Courtesy of Microsoft and NASA

Jul 13, 2010 09:24 GMT  ·  By

Chances are very slim that any of us will actually get to climb the highest mountain in the solar system, but fact is that the Olympus Mons on Mars can already be explored by all “earthlings.” Microsoft has collaborated with NASA in order to make imagery of Mount Olympus available through the WordWide telescope, a project from the Redmond company designed to enable users to leave Earth altogether and “navigate” through the known universe right from their Windows PCs or Macs. At the same time, NASA shared additional images from the Red Planet on the WordWide telescope, on top of coverage of the highest volcano on Mars and in our solar system (approximately three times the size of Mount Everest).

The new Mars imagery went live on the WordWide telescope after well over a year and a half of work. Dan Fay, director of Microsoft Research’s Earth, Energy and Environment effort collaborated with Michael Broxton of the NASA Ames Research Center’s Intelligent Robotics Group (IRG), leader of NASA’s Mapmakers group. Inside NASA, it is Broxton’s team that put together maps from imagery captured by satellites orbiting Mars and the Moon.

“We wanted to make it easier for people everywhere, as well as scientists, to access these unique and valuable images,” Fay revealed. “NASA had the images and they were open to new ways to share them. Through the WorldWide Telescope we were able to build a user interface at WWT|Mars that would allow people to take advantage of the great content they had.”

“NASA has a history of providing the public with access to our spacecraft imagery,” Broxton added. “With projects like the WorldWide Telescope, we’re working to provide greater access so that future generations of scientists can discover space in their own way.”

But what users will get to experience through the WordWide Telescope when they focus on Mars is no plain-vanilla imagery, or a 2D map. Microsoft has combined Mars images with additional data, including elevation models, and information from MOLA, the Mars Orbiter Laser Altimeter installed on NASA’s Mars Global Surveyor orbiter. “Now users of the WorldWide Telescope can zoom down and actually experience the surface-level detail of Mars. They can pan back and see the height of the craters or the depth of the canyons. The new Mars experience allows people to feel as though they’re actually there,” Fay explained.

In order to replicate the Mars experience as close as possible, the company had to tap a new dataset from the University of Arizona’s High Resolution Imaging Science Experiment. HiRISE is an extremely advanced remote-sensing camera which was equipped on NASA’s Mars Reconnaissance Orbiter.
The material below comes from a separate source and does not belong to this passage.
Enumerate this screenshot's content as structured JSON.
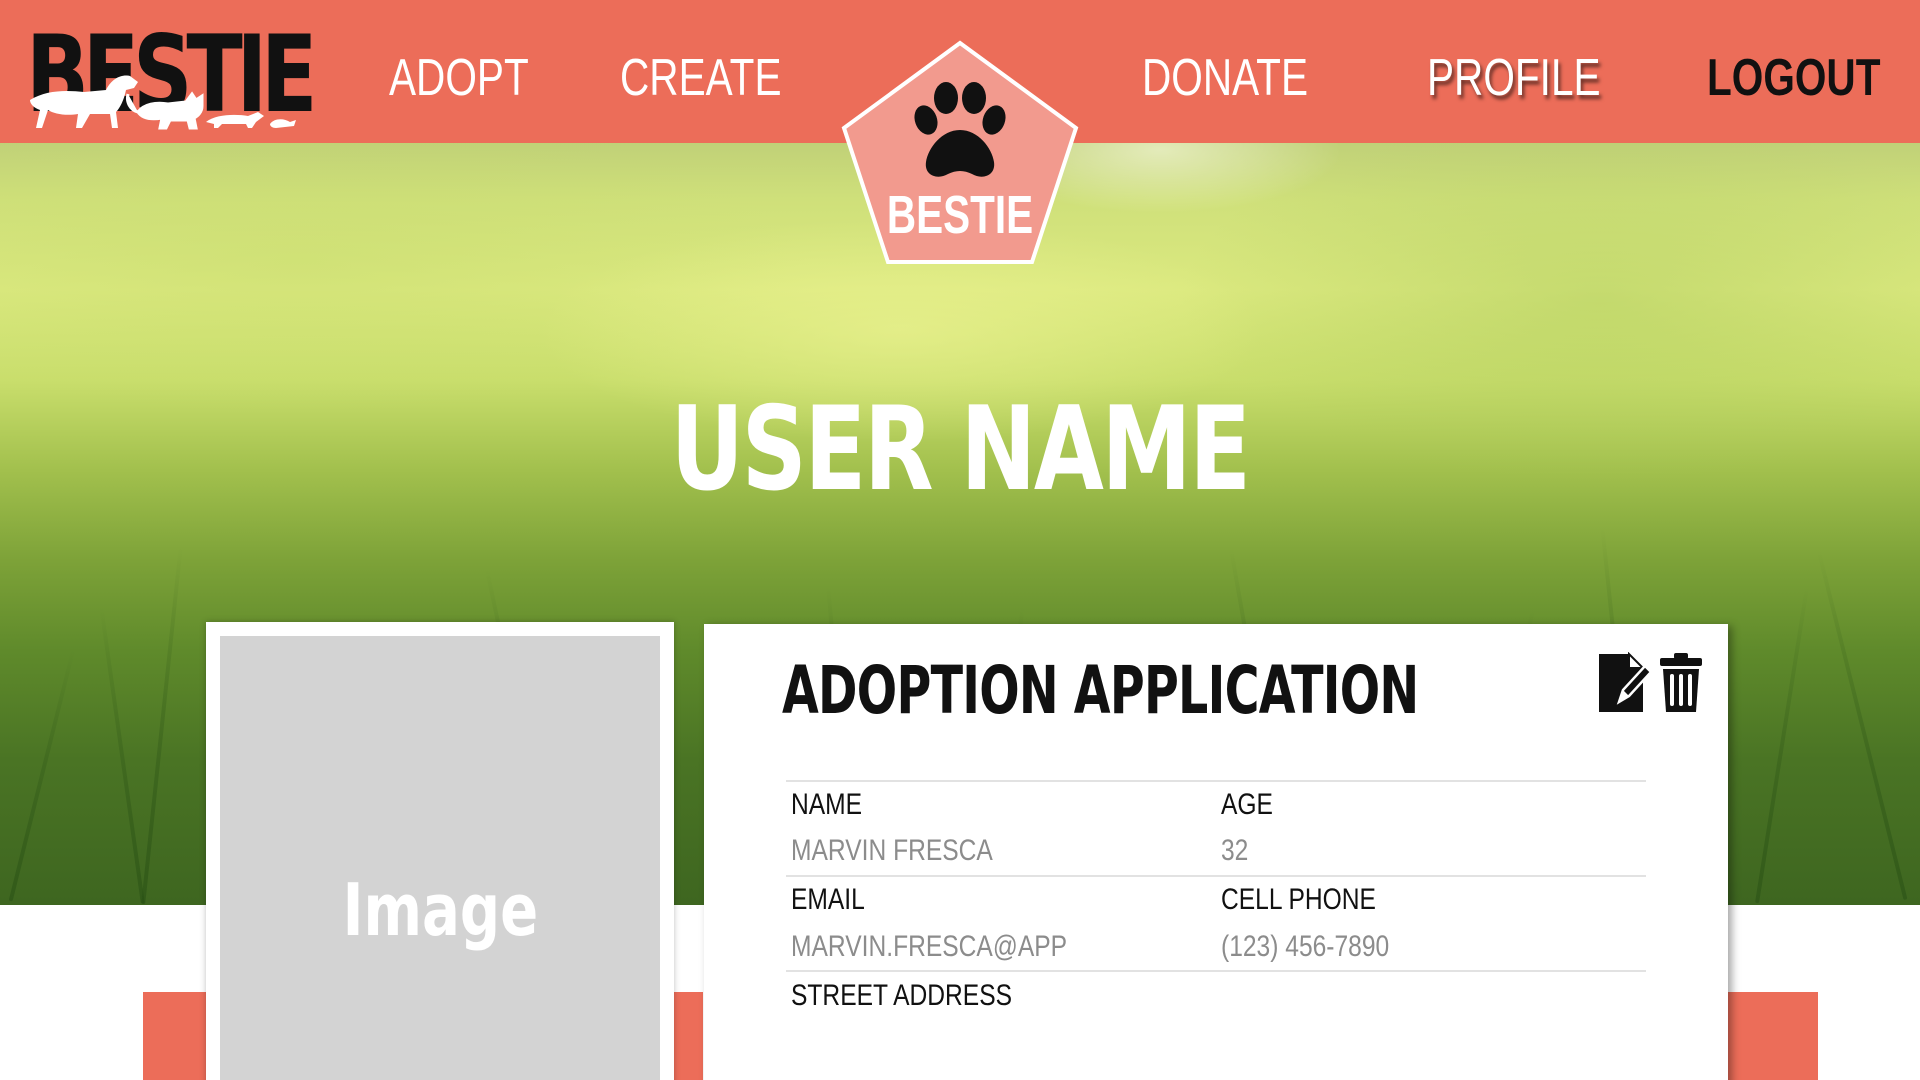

In total, it captured in excess of 13,000 high resolution images (some 1% of Mars), that Microsoft worked with.

“Due to its size, the data set is too unwieldy for many people to work with,” Fay noted. “But that large data set is necessary to provide the most in-depth experience — the most beautiful images, which are full of information. We needed this immense level of data to even begin to attempt to create this unique Mars experience.”

NASA’s resources were also hard at work putting together the HiRISE mosaic. According to the two companies, the space agency’s high-performance computing cloud, Nebula, processed the images for 14 days on no less than 114 CPUs in order to put together the map.

“It gave my young son a sense of what the space mission is about, and why we as a nation invest in it,” Fay added. “I think that people who look at this will be amazed by these images and the detail of what these cameras can pick up. Seeing the solar system spinning in time, the details of the Martian planet, you could spend hours getting lost in space.”